At the moment, we’ve got a psychiatrist and a clinical psychologist delivering the therapy, and I’d like to see a point where we could have a psychedelic therapist – perhaps someone who isn’t a psychiatrist or psychologist – working with maybe a psychologist delivering the therapy. That would certainly bring down the cost and improve the availability for the patients. We’re looking at things like group-based therapy. Again, this is very early stages, but I think that would certainly dramatically reduce cost. Certainly, my experience of that single therapy session was that I don’t think we could have achieved what we achieved if we’d had it in a group session. So, in theory, I like the idea of groups because it’s cost-effective, but I’m not certain yet whether it will ever be practical. Maybe more so with psilocybin, depending on if it is a much more internal experience.

JS: Can you give me an idea of what the sessions cost?

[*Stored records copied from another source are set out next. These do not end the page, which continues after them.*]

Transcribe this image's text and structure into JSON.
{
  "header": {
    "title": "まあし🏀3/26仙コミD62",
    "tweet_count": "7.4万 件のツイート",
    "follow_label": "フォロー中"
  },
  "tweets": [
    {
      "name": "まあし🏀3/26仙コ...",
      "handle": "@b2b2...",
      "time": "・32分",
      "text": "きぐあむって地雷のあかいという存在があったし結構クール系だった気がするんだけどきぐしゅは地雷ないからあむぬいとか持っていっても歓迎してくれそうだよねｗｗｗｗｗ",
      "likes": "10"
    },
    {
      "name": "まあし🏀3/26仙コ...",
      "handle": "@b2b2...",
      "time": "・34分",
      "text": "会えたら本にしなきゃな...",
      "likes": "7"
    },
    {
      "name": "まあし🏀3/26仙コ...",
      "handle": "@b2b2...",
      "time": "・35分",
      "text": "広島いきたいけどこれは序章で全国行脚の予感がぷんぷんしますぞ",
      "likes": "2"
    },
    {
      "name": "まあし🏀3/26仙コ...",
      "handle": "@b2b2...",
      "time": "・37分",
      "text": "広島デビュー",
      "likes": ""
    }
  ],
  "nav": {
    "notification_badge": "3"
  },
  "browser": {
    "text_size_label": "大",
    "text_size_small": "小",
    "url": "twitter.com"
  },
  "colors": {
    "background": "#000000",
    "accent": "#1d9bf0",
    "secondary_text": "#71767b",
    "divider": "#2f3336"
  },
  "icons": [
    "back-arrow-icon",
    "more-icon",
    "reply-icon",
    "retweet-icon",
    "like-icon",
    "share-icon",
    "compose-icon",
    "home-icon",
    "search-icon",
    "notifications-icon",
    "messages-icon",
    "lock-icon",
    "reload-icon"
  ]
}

TC: The U.S. dollar cost is probably around $15,000 for a course of three dosing sessions, plus all the prep and integration. But we are seeing at this early stage some interest from our veteran services in terms of supporting veterans. And they’ve been one of the big advocacy groups. The real promise of these treatments is you’re aiming to get people 100% well. We’ll see how that pans out in time. I’m not overpromising or even setting my expectations too high, but certainly when you’re talking about psychedelic-assisted therapy, it’s about a step change rather than just small increments.